Le sentiment de bonheur qu’il éprouva à cette seconde précise fut si intense qu’une érection suivit de peu.

* * *

Pour partager leur insomnie et la transformer en distraction, Fred et Maggie se passèrent un film, tard dans la nuit. Elle se sentait coupable de mentir au sujet du Secours populaire, d’avoir des secrets pour ce monstre de mari qu’elle aimait toujours. De son côté, il se sentait incapable de répondre en toute franchise à la question qu’elle lui avait posée en rentrant : « Ça s’est passé comment avec le plombier ? »

Ce qu’il avait fait subir à Didier Fourcade aurait pu mettre en péril le fragile équilibre qu’elle et Quintiliani essayaient de mettre en place. Fred n’osait pas même imaginer ce qui se serait passé si les fédéraux avaient eu vent de l’affaire. Mais sur ce point, il n’avait pas grand-chose à craindre, la terreur dans le regard de Fourcade lui garantissait le secret absolu sur ce qui s’était passé dans la cave. Cette terreur-là, Fred savait la provoquer et l’affiner comme on règle la fréquence optimale d’une station de radio.

À 3 h 6, Maggie avait fini par somnoler sur l’épaule de son mari. À la fin du générique, il reposa lentement la tête de sa femme sur l’oreiller sans la réveiller, et descendit dans la véranda. Pour la première fois de sa vie, il construisait au lieu de détruire, et même si le résultat s’avérait dérisoire aux yeux du monde, il se sentait enfin exister.
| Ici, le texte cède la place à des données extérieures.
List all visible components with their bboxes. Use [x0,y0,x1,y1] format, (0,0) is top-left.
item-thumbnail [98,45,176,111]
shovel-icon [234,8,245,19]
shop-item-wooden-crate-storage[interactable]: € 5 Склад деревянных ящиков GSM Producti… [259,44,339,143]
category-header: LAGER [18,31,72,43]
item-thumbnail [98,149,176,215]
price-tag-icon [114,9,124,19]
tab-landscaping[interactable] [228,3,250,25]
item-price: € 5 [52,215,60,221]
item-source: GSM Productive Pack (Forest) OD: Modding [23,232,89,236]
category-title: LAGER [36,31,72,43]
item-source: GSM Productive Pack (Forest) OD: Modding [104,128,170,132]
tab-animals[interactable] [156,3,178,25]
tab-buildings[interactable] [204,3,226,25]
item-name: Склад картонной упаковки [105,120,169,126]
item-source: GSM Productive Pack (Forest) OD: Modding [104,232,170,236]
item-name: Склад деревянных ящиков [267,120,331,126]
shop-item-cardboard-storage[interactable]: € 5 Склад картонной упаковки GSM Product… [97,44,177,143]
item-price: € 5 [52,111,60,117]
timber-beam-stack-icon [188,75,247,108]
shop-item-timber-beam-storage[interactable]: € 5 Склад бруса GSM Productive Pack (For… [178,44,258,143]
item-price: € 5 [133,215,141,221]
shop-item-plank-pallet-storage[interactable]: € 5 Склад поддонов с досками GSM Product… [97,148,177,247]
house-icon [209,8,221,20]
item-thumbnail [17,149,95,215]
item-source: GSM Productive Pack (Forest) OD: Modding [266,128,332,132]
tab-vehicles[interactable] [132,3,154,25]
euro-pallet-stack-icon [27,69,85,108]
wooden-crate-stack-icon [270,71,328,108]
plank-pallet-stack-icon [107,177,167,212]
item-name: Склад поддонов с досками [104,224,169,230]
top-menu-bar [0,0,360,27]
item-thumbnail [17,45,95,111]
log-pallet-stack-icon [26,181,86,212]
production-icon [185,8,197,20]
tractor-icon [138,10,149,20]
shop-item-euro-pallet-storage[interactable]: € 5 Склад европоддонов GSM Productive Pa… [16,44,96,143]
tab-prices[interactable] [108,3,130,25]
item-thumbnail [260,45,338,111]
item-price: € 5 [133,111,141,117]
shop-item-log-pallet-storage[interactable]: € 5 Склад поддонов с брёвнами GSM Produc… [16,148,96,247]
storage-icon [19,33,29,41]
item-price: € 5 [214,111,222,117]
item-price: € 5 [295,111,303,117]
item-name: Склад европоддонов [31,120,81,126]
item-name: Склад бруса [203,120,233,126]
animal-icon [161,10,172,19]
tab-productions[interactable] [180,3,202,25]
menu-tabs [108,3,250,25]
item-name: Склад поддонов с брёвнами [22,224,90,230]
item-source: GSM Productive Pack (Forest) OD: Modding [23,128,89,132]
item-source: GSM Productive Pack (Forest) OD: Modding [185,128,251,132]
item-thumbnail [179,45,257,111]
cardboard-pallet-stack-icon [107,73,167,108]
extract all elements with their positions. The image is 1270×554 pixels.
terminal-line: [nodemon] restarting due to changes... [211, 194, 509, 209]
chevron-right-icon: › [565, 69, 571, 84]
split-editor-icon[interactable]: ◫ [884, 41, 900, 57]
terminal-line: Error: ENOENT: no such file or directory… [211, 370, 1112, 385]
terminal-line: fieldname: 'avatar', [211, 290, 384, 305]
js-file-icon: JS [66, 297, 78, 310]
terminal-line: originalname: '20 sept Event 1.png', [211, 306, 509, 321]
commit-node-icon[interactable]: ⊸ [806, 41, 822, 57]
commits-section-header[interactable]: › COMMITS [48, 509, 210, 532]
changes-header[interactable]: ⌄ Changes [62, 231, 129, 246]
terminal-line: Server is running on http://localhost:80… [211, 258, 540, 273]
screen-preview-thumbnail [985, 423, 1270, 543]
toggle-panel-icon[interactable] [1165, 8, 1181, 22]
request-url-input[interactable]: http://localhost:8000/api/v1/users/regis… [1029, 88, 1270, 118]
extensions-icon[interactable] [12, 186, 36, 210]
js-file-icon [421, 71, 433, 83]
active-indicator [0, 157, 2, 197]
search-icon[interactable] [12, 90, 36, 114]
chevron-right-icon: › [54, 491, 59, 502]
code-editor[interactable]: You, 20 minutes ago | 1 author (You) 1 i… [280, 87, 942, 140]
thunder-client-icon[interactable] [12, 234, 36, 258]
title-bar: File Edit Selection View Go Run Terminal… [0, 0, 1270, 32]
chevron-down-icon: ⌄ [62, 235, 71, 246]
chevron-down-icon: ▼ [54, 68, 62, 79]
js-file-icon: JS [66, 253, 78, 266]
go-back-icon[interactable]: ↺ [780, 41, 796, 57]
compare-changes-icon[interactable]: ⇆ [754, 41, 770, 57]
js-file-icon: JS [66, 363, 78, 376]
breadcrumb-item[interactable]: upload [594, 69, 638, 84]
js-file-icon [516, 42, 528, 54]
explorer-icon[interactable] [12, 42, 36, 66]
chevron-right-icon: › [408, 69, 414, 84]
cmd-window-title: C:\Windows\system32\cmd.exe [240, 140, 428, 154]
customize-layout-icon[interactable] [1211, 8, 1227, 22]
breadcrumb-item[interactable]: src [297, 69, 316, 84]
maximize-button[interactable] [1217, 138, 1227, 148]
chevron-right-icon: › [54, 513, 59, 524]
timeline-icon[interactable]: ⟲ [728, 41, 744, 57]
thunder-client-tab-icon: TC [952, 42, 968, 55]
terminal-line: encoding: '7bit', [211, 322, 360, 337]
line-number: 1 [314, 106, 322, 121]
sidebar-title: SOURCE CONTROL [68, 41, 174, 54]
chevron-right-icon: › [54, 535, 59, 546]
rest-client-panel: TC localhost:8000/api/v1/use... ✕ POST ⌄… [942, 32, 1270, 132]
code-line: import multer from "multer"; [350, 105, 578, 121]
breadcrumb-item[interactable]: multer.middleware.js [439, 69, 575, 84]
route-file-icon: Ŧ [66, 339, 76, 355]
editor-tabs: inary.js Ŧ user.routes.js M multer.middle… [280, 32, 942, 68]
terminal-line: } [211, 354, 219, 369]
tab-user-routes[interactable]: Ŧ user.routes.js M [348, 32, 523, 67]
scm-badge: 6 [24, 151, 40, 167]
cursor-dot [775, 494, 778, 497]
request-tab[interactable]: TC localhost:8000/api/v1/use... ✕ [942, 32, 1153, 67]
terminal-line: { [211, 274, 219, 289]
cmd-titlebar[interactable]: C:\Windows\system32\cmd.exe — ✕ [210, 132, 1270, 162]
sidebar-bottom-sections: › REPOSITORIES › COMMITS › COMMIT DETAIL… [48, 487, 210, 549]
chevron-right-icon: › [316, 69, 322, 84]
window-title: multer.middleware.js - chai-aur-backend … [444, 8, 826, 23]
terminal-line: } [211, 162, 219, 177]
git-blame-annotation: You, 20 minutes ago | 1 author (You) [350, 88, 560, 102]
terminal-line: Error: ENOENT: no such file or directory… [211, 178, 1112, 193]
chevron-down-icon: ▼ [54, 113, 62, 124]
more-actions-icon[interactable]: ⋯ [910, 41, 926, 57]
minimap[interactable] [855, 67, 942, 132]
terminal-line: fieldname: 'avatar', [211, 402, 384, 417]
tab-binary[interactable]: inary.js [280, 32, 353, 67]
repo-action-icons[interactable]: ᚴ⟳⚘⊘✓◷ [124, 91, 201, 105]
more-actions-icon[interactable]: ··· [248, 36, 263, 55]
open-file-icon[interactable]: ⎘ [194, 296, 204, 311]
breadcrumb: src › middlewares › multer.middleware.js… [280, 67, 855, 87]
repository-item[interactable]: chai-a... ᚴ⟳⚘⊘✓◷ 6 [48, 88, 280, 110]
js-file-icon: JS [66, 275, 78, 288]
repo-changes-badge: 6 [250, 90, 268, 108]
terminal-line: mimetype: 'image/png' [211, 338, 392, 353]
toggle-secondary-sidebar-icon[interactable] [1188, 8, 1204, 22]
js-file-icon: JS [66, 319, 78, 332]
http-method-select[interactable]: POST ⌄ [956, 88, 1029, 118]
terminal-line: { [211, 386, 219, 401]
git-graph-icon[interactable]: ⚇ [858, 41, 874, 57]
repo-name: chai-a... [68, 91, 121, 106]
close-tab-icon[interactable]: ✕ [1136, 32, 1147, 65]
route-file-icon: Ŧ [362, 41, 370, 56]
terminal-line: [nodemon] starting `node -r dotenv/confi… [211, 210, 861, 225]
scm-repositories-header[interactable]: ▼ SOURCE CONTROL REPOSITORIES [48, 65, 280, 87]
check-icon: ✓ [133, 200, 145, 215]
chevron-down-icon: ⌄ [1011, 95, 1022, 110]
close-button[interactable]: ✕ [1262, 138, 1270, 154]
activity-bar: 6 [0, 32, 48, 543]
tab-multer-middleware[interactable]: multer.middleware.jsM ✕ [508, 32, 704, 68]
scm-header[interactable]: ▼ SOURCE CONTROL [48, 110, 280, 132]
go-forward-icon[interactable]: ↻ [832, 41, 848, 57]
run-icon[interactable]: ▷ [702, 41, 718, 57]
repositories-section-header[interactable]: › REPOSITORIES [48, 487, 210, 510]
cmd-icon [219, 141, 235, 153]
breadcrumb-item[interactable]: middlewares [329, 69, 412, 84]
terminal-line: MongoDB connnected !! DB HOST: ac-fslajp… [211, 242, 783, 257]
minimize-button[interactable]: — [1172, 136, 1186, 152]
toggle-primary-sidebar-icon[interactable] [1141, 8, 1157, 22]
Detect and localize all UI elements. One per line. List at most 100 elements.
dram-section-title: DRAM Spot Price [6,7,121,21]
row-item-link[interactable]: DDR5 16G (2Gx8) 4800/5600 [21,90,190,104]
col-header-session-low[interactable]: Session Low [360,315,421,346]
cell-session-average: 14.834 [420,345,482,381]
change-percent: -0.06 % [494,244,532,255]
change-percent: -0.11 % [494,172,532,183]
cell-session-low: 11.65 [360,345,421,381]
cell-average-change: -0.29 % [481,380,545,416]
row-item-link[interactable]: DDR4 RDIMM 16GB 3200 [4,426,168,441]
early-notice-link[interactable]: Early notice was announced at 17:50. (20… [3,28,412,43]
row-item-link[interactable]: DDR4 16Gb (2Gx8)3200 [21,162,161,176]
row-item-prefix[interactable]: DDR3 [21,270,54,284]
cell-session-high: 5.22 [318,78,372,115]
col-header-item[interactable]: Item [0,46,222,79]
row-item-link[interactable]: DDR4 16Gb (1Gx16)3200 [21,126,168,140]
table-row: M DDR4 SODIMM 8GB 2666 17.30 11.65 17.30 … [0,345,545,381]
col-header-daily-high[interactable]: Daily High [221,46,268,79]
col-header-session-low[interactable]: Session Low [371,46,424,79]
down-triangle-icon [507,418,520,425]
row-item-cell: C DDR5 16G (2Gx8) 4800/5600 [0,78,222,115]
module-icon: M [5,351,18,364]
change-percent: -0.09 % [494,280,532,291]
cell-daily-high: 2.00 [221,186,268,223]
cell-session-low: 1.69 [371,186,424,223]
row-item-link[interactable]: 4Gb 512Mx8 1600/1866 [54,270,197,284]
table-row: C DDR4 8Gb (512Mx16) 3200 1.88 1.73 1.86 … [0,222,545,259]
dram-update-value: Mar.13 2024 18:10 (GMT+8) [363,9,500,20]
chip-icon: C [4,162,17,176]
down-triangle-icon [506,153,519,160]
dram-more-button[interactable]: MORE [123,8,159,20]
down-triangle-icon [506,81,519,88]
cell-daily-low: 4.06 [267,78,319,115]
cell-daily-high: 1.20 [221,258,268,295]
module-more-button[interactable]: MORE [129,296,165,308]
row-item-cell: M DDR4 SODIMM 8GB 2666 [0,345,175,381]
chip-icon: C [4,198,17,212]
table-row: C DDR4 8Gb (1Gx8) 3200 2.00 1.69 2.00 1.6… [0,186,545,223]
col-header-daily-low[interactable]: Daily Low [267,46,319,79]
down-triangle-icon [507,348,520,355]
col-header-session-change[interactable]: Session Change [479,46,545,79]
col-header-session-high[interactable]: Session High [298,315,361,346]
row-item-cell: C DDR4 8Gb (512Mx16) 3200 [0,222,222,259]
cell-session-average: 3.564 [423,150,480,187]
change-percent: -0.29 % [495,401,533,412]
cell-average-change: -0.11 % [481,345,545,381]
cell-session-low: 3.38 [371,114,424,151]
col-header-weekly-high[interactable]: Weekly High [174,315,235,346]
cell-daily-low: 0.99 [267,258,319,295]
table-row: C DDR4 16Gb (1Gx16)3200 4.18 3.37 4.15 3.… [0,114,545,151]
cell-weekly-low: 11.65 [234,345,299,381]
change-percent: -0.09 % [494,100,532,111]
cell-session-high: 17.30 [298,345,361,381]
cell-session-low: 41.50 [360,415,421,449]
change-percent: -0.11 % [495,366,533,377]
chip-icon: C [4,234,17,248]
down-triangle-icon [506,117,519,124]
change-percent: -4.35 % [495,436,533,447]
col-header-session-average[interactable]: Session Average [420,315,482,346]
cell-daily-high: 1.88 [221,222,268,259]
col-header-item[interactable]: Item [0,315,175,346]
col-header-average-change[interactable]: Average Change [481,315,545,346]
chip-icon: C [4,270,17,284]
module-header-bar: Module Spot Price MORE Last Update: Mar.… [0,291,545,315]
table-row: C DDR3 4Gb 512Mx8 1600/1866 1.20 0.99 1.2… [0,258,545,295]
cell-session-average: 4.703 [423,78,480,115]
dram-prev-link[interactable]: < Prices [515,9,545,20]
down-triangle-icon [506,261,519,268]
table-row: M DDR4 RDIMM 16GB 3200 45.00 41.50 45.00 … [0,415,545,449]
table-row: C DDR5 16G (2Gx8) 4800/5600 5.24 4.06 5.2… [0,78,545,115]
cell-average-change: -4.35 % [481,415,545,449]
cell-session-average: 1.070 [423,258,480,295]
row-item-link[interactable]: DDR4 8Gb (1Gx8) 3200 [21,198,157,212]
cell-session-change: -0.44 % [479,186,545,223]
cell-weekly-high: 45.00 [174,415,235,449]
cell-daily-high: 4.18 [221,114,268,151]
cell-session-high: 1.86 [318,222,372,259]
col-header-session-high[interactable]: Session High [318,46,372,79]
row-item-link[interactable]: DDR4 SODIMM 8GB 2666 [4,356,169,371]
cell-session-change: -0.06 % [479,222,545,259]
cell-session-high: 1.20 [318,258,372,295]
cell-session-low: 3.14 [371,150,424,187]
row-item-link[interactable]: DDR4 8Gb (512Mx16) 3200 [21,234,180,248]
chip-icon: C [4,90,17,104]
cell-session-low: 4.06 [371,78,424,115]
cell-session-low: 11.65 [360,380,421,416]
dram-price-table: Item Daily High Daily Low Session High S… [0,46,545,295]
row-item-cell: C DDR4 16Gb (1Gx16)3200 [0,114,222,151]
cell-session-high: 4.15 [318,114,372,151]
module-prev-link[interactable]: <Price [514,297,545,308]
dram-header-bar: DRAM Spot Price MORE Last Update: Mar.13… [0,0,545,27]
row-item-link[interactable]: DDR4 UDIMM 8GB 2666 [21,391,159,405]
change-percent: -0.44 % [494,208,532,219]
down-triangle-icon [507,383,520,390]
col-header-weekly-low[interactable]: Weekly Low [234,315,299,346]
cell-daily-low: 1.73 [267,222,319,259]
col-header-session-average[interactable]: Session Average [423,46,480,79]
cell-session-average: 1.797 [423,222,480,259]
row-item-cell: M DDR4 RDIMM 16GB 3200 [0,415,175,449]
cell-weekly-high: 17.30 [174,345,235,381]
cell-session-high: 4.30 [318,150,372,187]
Dans un prochain chapitre je me présenterai comme la pire ordure que la terre ait portée. Je ne m’épargnerai rien, j’en dirai le plus possible sans me donner bonne conscience ni chercher à me faire absoudre. Vous vous ferez une idée nette du salaud que je suis. Mais dans ce chapitre-ci, j’ai envie de vous dire tout l’inverse. Si l’on veut se donner la peine de regarder, je suis un gars bien.